Breaking bread and stalemates

Collins said she remembered sitting in her office one Saturday watching C-SPAN in disgust as lawmakers bickered over the details of a spending plan and whether that plan should, as some in the GOP wanted, defund or whittle away at Obamacare.

She pounded out a three-point plan to end the shutdown and went to the Senate floor to plead with fellow lawmakers to let go of partisanship and start negotiating.

When she left the floor, her cell phone rang. It was Sen. Lisa Murkowski, an Alaska Republican, offering to help. When the phone rang again, it was Sen. Kelly Ayotte, a New Hampshire Republican. Part of that plan would help form the framework that ended the government shutdown.

"There have been definite strides and we're pleased at seeing progress," said Linda Young, president of the National Women's Political Caucus, a nonprofit group which seeks to improve female participation in politics. "When there are more women at the decision-making table there is a different perspective expressed."

At a gathering hosted by Senate women every six weeks, Mikulski has three rules: no staff, no press and no leaks. The get-togethers, which are often held at a lawmaker's home, are a time for the women to bond outside of the halls of Congress and get to know one another on a personal level.

Recently, Senator Amy Klobuchar, a Minnesota Democrat, hosted the women.

Over on the House side, the women try to get to know each other on a personal level.

"We've got our softball team, the gym, we get together for dinner or a cocktail," Wagner said. "We talk about our families and who are as wives, daughters and mothers. You have to reach a humanity level to realize that end of the day we need to come together."

All of that bonding might have an effect on policy, according to research by the University of Virginia.

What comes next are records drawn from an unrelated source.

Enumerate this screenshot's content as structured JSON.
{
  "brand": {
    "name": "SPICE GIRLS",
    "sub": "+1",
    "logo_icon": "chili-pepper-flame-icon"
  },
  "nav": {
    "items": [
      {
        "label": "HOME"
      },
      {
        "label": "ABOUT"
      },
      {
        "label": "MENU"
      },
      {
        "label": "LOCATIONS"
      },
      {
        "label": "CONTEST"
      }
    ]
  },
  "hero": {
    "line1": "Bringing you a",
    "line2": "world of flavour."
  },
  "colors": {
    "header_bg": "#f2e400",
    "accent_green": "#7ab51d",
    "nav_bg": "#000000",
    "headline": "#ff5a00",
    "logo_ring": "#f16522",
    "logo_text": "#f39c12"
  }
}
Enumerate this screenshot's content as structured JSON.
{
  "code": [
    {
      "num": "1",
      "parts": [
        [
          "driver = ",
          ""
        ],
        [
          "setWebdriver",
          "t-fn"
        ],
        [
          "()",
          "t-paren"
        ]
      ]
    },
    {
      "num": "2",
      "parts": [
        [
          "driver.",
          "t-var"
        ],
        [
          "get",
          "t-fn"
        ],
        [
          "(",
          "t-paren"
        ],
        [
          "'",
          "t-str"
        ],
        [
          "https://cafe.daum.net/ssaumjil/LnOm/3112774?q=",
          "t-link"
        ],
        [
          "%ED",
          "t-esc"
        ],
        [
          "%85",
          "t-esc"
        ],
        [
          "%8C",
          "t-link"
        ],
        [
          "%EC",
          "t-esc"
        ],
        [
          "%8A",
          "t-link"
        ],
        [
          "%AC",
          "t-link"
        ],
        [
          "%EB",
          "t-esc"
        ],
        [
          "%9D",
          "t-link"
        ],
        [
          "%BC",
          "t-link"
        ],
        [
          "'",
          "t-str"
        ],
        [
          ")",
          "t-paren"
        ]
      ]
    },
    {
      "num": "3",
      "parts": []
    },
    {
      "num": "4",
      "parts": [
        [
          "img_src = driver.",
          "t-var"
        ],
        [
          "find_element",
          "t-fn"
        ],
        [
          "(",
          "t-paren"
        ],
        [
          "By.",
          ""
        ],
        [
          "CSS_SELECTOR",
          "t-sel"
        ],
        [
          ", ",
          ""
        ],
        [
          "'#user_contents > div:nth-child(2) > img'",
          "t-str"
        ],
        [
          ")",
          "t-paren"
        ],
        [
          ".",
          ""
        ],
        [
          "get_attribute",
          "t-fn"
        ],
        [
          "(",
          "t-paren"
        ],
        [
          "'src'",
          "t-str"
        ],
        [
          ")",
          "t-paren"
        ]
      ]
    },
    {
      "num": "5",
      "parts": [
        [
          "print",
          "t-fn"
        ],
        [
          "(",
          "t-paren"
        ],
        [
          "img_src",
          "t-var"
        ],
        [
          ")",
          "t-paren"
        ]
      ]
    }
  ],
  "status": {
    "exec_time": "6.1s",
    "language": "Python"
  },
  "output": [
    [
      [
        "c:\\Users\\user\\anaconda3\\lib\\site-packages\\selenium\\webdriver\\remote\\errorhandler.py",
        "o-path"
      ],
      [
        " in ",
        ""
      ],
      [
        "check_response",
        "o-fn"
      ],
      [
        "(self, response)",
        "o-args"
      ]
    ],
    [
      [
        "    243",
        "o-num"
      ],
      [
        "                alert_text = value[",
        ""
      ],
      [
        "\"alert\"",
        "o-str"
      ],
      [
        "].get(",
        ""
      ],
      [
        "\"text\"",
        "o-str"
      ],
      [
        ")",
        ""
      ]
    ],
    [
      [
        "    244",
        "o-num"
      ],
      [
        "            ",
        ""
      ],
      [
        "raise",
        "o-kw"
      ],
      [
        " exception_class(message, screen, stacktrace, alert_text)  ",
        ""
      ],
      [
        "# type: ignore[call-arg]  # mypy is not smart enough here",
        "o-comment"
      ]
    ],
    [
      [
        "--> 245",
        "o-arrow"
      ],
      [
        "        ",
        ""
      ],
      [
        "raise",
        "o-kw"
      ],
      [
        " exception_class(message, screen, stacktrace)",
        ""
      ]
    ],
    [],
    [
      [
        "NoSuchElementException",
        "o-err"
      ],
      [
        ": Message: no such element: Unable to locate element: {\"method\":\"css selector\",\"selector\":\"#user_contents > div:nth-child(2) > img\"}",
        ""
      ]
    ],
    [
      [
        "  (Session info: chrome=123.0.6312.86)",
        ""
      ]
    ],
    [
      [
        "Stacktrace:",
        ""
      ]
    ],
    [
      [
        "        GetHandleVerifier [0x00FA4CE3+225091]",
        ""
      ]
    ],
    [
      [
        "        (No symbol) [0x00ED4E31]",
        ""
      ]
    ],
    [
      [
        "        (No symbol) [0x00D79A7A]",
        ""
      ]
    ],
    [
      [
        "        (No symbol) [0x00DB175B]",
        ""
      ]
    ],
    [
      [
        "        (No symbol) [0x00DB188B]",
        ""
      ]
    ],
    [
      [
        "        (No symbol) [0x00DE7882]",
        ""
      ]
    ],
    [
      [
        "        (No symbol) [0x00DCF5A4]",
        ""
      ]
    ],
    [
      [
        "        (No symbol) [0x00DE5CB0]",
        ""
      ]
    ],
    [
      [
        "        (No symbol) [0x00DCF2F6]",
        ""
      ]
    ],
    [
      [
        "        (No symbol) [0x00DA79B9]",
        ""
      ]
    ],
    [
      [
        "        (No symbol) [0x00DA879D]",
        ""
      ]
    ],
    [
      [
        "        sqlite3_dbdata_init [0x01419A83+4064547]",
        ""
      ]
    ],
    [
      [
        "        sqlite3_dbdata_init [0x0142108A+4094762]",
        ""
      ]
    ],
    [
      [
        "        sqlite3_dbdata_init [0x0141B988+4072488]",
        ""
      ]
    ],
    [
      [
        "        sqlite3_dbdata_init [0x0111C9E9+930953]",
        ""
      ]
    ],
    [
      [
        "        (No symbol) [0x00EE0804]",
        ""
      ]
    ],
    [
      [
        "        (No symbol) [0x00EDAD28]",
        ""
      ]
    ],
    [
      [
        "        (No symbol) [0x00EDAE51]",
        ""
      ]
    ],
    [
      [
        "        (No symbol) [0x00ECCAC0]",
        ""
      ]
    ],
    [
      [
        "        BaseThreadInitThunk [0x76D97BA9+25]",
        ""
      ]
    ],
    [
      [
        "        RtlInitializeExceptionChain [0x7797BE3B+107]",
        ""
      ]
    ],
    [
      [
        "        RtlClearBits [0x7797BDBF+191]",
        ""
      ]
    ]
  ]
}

"Based on scoring all lawmaking activities in the House of Representatives, women in the minority party are one third more effective than men in the minority party," said Craig Volden, a public policy and politics professor at the University of Virginia who, along with his team, examined the sponsorship of bills from 1973 to 2008.

Volden and his team of researchers have also found that female lawmakers tend to sponsor bills on broader range of policy areas than their male counterpart, and that the "women's issue" areas tend to face more gridlock than the "'men's issue" areas.

'No room for gridlock'

When it comes to the issue of helping rescue the kidnapped Nigerian schoolgirls, female lawmakers say there is no room for gridlock.

"I knew the 20 women of the Senate, standing united and speaking in unison, were in a position to send a very powerful message, one that not only condemns this crime but that also helps spur action to bring these girls back home safely to their families," Collins told CNN in a statement.

And they will not take "no" for an answer.

"We may make some additional calls to the White House," Wagner said. "Just to make sure they understand our position on this going forward."